I woke up to snow in Lander, Wyoming, which continued throughout the day until we had nearly 10 inches. It is the end of March, and this is life in the Rocky Mountains –in like a lion, out like a lion.
My mom and I drove through all that snow to Ace Hardware, where we picked up a gallon of Valspar’s “mushroom risotto”, so we could paint the bathroom. “We need a brush for cutting in,” I said. We then discussed the merits of taping or not taping. I assured her I was good at cutting in, and we didn’t need tape.
So I painted the bathroom all afternoon, and I took that thin-edged brush all along the edges of the tile, up against the shower wall, and next to the vanity mirror. Slowly and carefully –pretending I was Chip Foose’s steady-handed stripe painter.
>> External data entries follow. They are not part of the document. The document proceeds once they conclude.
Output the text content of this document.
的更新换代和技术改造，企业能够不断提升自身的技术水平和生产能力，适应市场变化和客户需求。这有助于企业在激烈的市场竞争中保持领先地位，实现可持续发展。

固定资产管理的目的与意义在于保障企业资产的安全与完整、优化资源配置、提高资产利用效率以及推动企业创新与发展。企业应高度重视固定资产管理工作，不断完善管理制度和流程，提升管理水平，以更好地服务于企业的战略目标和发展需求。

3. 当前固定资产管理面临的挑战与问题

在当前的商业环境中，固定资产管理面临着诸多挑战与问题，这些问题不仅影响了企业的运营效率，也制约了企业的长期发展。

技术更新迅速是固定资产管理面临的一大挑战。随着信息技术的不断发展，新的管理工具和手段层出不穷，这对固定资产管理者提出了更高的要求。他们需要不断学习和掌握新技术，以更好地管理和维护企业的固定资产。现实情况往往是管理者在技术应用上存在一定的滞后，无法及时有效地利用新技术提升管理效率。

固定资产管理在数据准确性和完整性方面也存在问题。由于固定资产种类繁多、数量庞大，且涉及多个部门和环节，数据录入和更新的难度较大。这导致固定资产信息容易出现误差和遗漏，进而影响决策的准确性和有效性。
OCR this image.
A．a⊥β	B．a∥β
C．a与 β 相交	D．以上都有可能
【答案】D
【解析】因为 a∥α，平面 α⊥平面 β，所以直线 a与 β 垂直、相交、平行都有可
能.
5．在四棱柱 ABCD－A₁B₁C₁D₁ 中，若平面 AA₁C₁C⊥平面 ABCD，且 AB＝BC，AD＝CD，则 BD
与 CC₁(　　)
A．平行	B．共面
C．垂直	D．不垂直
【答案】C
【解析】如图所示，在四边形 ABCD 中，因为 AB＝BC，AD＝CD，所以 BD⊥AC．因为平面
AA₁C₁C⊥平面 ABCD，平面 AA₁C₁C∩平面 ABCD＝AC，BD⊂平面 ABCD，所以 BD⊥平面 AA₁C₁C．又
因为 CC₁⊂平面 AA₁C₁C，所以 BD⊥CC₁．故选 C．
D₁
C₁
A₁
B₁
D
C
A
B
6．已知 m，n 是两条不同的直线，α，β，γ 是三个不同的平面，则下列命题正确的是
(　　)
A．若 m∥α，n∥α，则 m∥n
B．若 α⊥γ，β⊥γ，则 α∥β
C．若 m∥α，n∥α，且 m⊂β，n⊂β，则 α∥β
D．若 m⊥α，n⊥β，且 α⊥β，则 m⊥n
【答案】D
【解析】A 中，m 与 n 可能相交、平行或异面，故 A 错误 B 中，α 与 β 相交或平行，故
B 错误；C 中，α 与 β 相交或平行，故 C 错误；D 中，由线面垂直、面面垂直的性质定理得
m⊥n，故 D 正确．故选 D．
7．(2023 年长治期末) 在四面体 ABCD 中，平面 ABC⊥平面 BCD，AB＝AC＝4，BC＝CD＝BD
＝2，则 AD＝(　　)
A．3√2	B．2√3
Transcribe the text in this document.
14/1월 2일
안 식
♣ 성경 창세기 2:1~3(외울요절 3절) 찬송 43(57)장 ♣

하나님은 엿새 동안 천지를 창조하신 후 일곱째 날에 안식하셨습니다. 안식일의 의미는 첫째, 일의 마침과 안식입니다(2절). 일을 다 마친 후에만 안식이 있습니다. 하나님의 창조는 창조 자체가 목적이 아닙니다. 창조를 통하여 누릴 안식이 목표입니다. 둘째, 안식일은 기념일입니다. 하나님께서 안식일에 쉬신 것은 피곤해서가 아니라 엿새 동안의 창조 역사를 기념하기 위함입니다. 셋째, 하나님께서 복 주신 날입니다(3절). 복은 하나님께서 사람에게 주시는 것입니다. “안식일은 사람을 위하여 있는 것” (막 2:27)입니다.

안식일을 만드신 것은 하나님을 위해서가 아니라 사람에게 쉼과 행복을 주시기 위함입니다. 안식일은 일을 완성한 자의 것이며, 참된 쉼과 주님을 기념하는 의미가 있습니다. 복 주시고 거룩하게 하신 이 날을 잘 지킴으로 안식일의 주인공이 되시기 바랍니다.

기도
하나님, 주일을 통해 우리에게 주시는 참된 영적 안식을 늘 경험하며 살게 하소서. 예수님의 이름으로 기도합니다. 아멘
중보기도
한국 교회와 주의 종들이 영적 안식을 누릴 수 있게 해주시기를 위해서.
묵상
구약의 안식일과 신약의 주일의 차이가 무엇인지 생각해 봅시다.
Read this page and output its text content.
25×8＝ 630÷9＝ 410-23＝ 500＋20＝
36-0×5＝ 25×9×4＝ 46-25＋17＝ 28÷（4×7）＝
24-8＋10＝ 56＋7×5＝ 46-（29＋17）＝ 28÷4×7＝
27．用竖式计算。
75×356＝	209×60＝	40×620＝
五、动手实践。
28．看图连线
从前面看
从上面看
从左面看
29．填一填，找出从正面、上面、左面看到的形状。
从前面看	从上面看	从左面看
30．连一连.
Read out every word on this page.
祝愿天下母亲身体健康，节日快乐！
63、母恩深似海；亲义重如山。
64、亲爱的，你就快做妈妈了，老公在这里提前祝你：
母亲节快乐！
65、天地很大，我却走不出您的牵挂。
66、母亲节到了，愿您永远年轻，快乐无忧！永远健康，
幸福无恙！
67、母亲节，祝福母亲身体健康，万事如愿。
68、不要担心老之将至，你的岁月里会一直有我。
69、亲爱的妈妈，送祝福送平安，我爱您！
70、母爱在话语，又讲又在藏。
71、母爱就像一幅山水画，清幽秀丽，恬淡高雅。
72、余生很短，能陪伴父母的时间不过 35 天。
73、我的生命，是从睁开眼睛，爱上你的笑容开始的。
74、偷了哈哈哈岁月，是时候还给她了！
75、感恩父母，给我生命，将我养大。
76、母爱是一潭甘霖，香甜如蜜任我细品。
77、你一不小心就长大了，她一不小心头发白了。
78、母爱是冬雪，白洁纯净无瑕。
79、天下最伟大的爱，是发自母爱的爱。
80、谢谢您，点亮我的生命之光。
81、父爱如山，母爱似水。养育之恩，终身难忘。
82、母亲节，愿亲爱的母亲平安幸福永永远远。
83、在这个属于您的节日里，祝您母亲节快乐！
And while I painted I thought about detail work.
Later that night, my cousin put on his boots and went outside. Mom came in bragging that Tim had shoveled the driveway and then cleared a path all the way to the dumpster, so she could get to it. Then he grabbed the giant squeegee and cleared all the liquid off the driveway. He did a fantastic job.
There’s a little comment made about Jesus in Mark 7:37 (ESV), after they see Jesus heal a man.
He has done everything well,” they said. “He even makes the deaf hear and the mute speak.”
That word “well”, in the original Greek language, means: beautifully, finely, excellently.
I think we see a glimpse of Jesus’ glory every time we see people take pains to do things well on this earth. There is some impression of who God is in that meticulous attention to detail. It doesn’t matter what the activity is -shoveling or painting, teaching or bagging groceries. It’s the excellence that stands out as something unique and wonderful.
“People were overwhelmed with amazement,” Mark tells us about Jesus.
Think through what you’ll do today –what defines excellence in the activities you’ll undertake? Who will see what you do, and how do you think their knowledge of God could change if they see you do your work well?